Wer meint, dass so ein Tagesritt durch die Berge einfach nur „bequem und entspannend“ ist, der wird schnell eines Besseren belehrt. Natürlich, die Höhenmeter überwindet man auf dem Pferderücken quasi mühelos. Die Pferde von San Jon sind ausdauernd, trittsicher und gutmütig, weshalb Grundkenntnisse im Reiten für das Trekking ausreichend sind. Wer jedoch nicht daran gewohnt ist, täglich mehrere Stunden im Sattel zu sein, merkt spätestens am zweiten Morgen, dass beim Reiten Muskeln beansprucht werden, deren Existenz man sich bis dahin gar nicht so bewusst war. Unterwegs gehört selbstverständlich auch die Versorgung unserer Pferde dazu. Sie geht auch abends immer vor, bevor wir selber in den einfachen aber gemütlichen Gasthäusern die Beine hochlegen.

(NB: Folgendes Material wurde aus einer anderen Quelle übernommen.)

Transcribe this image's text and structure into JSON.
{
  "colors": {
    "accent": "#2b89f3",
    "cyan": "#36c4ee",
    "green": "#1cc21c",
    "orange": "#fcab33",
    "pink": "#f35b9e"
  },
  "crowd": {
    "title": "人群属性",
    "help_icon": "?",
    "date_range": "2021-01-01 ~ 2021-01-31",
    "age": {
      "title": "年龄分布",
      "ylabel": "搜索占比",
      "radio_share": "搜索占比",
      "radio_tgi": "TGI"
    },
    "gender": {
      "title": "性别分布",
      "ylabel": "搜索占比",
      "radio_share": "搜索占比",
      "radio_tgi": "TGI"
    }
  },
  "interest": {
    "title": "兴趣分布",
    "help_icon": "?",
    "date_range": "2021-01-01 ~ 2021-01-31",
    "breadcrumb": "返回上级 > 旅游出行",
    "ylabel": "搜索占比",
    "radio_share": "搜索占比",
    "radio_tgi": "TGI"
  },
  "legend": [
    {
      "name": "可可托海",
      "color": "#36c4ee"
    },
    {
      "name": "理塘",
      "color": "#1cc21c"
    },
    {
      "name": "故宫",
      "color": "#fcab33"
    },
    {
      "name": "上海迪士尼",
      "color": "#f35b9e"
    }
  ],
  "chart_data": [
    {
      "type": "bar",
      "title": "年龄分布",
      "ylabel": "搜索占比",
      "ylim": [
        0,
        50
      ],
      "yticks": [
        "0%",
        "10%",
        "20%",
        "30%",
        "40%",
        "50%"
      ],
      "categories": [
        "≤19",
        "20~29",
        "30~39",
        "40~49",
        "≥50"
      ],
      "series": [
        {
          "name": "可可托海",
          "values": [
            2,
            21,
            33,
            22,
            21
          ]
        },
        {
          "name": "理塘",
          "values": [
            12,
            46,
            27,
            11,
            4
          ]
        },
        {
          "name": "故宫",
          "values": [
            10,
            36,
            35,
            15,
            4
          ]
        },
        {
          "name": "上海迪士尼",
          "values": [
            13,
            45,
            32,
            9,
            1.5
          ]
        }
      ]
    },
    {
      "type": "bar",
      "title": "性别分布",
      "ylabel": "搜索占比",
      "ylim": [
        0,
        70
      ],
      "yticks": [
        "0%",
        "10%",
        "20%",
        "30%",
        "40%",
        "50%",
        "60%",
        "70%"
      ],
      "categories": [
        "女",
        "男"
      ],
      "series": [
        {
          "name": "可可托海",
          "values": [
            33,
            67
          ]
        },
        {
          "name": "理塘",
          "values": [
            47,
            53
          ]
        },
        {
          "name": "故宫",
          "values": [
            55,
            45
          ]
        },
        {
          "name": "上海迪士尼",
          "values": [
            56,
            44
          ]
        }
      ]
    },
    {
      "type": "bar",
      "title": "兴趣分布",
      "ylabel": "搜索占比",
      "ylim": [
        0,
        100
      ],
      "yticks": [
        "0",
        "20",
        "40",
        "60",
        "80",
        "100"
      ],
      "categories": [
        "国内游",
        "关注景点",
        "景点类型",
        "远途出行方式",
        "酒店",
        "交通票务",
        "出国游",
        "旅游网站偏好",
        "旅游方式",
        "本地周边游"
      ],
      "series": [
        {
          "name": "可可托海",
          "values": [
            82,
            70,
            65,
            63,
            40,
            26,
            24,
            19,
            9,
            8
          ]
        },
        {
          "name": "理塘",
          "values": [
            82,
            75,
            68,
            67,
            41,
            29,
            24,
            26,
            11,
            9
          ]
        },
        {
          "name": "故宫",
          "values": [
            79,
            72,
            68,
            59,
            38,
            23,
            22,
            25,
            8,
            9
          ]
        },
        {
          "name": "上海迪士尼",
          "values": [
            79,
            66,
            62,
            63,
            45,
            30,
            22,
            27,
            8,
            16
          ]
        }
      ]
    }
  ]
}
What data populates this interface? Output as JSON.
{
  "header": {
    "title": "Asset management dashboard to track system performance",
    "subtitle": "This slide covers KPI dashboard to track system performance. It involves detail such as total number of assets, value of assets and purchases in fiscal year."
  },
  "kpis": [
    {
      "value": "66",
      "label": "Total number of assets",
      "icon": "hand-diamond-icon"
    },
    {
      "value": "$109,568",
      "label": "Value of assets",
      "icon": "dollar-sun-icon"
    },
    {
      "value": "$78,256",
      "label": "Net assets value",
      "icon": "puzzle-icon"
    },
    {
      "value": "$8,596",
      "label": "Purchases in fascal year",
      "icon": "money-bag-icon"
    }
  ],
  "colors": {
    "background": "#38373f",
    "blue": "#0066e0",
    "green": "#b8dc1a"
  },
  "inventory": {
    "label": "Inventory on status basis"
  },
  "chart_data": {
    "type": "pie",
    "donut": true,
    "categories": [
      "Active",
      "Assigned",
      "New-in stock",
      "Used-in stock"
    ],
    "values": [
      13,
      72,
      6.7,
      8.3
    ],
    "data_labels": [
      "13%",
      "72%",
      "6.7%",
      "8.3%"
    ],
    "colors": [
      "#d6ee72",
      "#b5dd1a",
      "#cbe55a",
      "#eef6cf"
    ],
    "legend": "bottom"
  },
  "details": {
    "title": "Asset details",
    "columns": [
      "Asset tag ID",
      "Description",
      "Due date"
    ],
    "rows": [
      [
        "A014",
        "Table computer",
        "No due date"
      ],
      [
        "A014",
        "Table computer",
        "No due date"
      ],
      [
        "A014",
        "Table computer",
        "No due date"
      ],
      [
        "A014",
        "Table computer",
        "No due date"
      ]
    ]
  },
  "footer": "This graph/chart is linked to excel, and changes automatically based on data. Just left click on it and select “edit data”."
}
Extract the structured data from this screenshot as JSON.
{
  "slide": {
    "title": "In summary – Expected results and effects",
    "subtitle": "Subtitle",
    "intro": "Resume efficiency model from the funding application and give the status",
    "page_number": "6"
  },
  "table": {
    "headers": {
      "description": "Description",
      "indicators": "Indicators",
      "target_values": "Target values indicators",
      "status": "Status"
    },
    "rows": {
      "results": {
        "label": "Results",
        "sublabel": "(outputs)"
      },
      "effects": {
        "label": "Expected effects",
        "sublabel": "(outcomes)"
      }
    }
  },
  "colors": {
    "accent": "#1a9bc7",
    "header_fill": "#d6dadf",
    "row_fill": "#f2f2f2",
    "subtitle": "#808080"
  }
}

Der Herbst in all seinen Facetten
Zugegeben, am ersten Tag müssen wir uns richtig warm anziehen, nur wenige Tage zuvor lagen auf unserem Weg noch bis zu 10 cm Schnee. Aber: es gibt bekanntlich ja kein schlechtes Wetter, sondern nur schlechte Kleidung - und so lassen wir uns die Stimmung davon nicht trüben. Bereits am zweiten Tag zeigt sich das Wetter versöhnlicher. Der Schnee auf den Berggipfeln im Val Mora glitzert in der wärmenden Herbstsonne während die klaren Bergbäche talauswärts rauschen. In all seiner Pracht präsentiert sich der Herbst auf unserem Rückweg. Bei stahlblauem Himmel kommt das bunte Farbenspiel der Natur im Ofenpassgebiet und Val S-charl so richtig zur Geltung.
Hoch zu Ross durch die Nationalparkregion
Etwas erschöpft aber zutiefst beeindruckt kommen wir am letzten Tag wieder in San Jon an und lassen das Trekking vor unserem geistigen Auge nochmals Revue passieren. Von Scuol führte die erste Etappe über S-charl durch den höchstgelegenen Arvenwald Europas, den God da Tamangur, und den Pass da Costainas bis nach Tschierv. Auf der zweiten Etappe ritten wir durch das wildromantische Val Vau mit seinen schönen Wasserfällen in das unberührte Hochtal Val Mora. Wie in einer anderen Welt, gefühlt unendlich weit weg von der Zivilisation, genossen wir den Ritt durch die malerische Bergwelt, der in Buffalora endete. Über den Ofenpass erreichten wir während der letzten Etappe das Skigebiet Minschuns, von wo wir die Fuorcla Funtana da S-charl erklommen und den Rückweg nach San Jon antraten. Das Glück dieser Erde – wir haben es gefunden.